Я применил его совет к переводу. После того, как я заслужил право на выбор, я переводил только любимых авторов (Сервантес, Рабле, Мольер, Бомарше, Доде, Пруст) или только любимые произведения в общем нелюбимых авторов («Госпожа Бовари» Флобера, «Дантон» Ромена Роллана).
…И встреч-то у меня с Лежневым было наперечет, и говорить-то мне с ним пришлось хотя и подолгу, да считанные разы, а я все никак не могу привыкнуть к мысли о безвинной и глухой его гибели…[105]
В августе 1931 года я увидел самого Багрицкого.

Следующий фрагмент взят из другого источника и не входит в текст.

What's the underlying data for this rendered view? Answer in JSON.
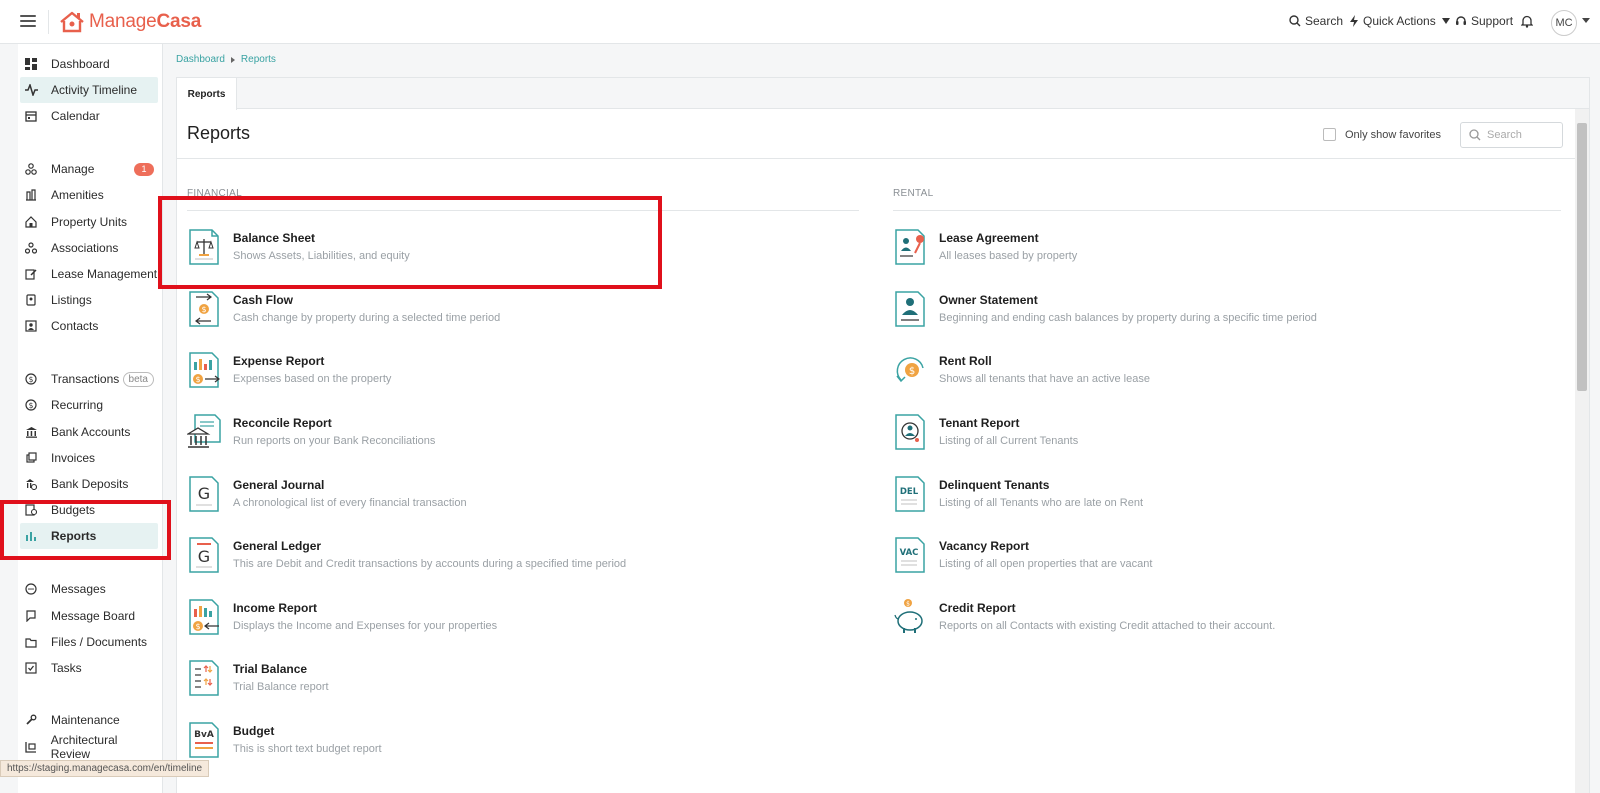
{
  "app": {
    "logo_text_light": "Manage",
    "logo_text_bold": "Casa",
    "brand_color": "#e8604c",
    "accent_color": "#3aa3a3"
  },
  "topbar": {
    "search": "Search",
    "quick_actions": "Quick Actions",
    "support": "Support",
    "avatar": "MC"
  },
  "sidebar": {
    "dashboard": "Dashboard",
    "activity_timeline": "Activity Timeline",
    "calendar": "Calendar",
    "manage": "Manage",
    "manage_badge": "1",
    "amenities": "Amenities",
    "property_units": "Property Units",
    "associations": "Associations",
    "lease_management": "Lease Management",
    "listings": "Listings",
    "contacts": "Contacts",
    "transactions": "Transactions",
    "transactions_badge": "beta",
    "recurring": "Recurring",
    "bank_accounts": "Bank Accounts",
    "invoices": "Invoices",
    "bank_deposits": "Bank Deposits",
    "budgets": "Budgets",
    "reports": "Reports",
    "messages": "Messages",
    "message_board": "Message Board",
    "files_documents": "Files / Documents",
    "tasks": "Tasks",
    "maintenance": "Maintenance",
    "architectural_review": "Architectural Review"
  },
  "breadcrumb": {
    "dashboard": "Dashboard",
    "current": "Reports"
  },
  "page": {
    "tab": "Reports",
    "title": "Reports",
    "only_favorites": "Only show favorites",
    "search_placeholder": "Search"
  },
  "financial": {
    "title": "FINANCIAL",
    "reports": [
      {
        "name": "Balance Sheet",
        "desc": "Shows Assets, Liabilities, and equity"
      },
      {
        "name": "Cash Flow",
        "desc": "Cash change by property during a selected time period"
      },
      {
        "name": "Expense Report",
        "desc": "Expenses based on the property"
      },
      {
        "name": "Reconcile Report",
        "desc": "Run reports on your Bank Reconciliations"
      },
      {
        "name": "General Journal",
        "desc": "A chronological list of every financial transaction"
      },
      {
        "name": "General Ledger",
        "desc": "This are Debit and Credit transactions by accounts during a specified time period"
      },
      {
        "name": "Income Report",
        "desc": "Displays the Income and Expenses for your properties"
      },
      {
        "name": "Trial Balance",
        "desc": "Trial Balance report"
      },
      {
        "name": "Budget",
        "desc": "This is short text budget report"
      }
    ]
  },
  "rental": {
    "title": "RENTAL",
    "reports": [
      {
        "name": "Lease Agreement",
        "desc": "All leases based by property"
      },
      {
        "name": "Owner Statement",
        "desc": "Beginning and ending cash balances by property during a specific time period"
      },
      {
        "name": "Rent Roll",
        "desc": "Shows all tenants that have an active lease"
      },
      {
        "name": "Tenant Report",
        "desc": "Listing of all Current Tenants"
      },
      {
        "name": "Delinquent Tenants",
        "desc": "Listing of all Tenants who are late on Rent"
      },
      {
        "name": "Vacancy Report",
        "desc": "Listing of all open properties that are vacant"
      },
      {
        "name": "Credit Report",
        "desc": "Reports on all Contacts with existing Credit attached to their account."
      }
    ]
  },
  "icon_labels": {
    "general_journal": "G",
    "general_ledger": "G",
    "budget": "BvA",
    "delinquent": "DEL",
    "vacancy": "VAC"
  },
  "status_bar": {
    "url": "https://staging.managecasa.com/en/timeline"
  }
}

В Клубе ФОСП состоялся доклад поэта Семена Олендера об «упадке лироэпического жанра». В прениях среди других выступили представитель старшего поэтического поколения Сергей Городецкий, поделившийся своим опытом руководителя одного из заводских литкружков и предостерегавший молодых поэтов от словесных вычур («Ведь не скажут просто: “Я вышел на эстраду”, – нет, им непременно надо закрутить похлеще: “Стопроцентным броском выкинулся я на эстраду”, – сетовал Сергей Митрофанович), и крестьянский поэт Петр Орешин, до революции сокрушавшийся о том, что «наши песни не допеты, пляски не доплясаны», полагавший, что для деревенской бедноты только два пути: «Или воля голытьбе, или в поле на столбе», – вместе с Клюевым и Есениным обрадовавшийся революции как светлому мужицкому празднику: «Выходи, ржаная сила, жать богатый урожай!» – уверовавший в то, что русское революционное пламя перекинется на весь мир: «Гей, лети, ломи, шарашь глухую ночь! Русь – кибитка под серебряной дугой. Путь копытами подкованными всклочь, взвейся месяцем в пустыне мировой», – впоследствии, как и Клюев, погибший в концлагере, но еще задолго до ежовщины затосковавший, разочаровавшийся, надломившийся и на этом собрании, глядя в зал мученическими глазами, закончивший выступление неожиданным в своей безнадежности полушепотом: «Мы устали… Мы устали… Дайте же нам отдохнуть, товарищи!»; и совсем еще юный Ярослав Смеляков, говоривший со сбивчивой пылкостью, восполнявший пропуски ассоциативных звеньев яростными взмахами правой руки, и Эдуард Багрицкий. Он пришел с опозданием и грузно опустился в одно из кресел президиума, сутулый, с поседелым крылом волос, нависавшим надо лбом. Глядел исподлобья, как будто сурово, а присмотришься – больше устало, нежели хмуро. Позднее я научился различать под внешней несомненной суровостью его взгляда на лету схватывающую зоркость и глубоко запрятанную, но столь же несомненную ласковость. А ведь если б не эта его жестковатая благожелательность, разве так льнули бы к Эдуарду Багрицкому самые разные люди?.. Время от времени он как бы судорожно вздрагивал – это астма сотрясала все его тело. О чем он говорил в своем коротком выступлении – признаться, я от волнения не запомнил. Помню только, что, когда он закончил выступление, аудитория, большинство которой составляла молодежь, дружно начала просить Багрицкого прочитать стихи. Багрицкий наотрез отказался.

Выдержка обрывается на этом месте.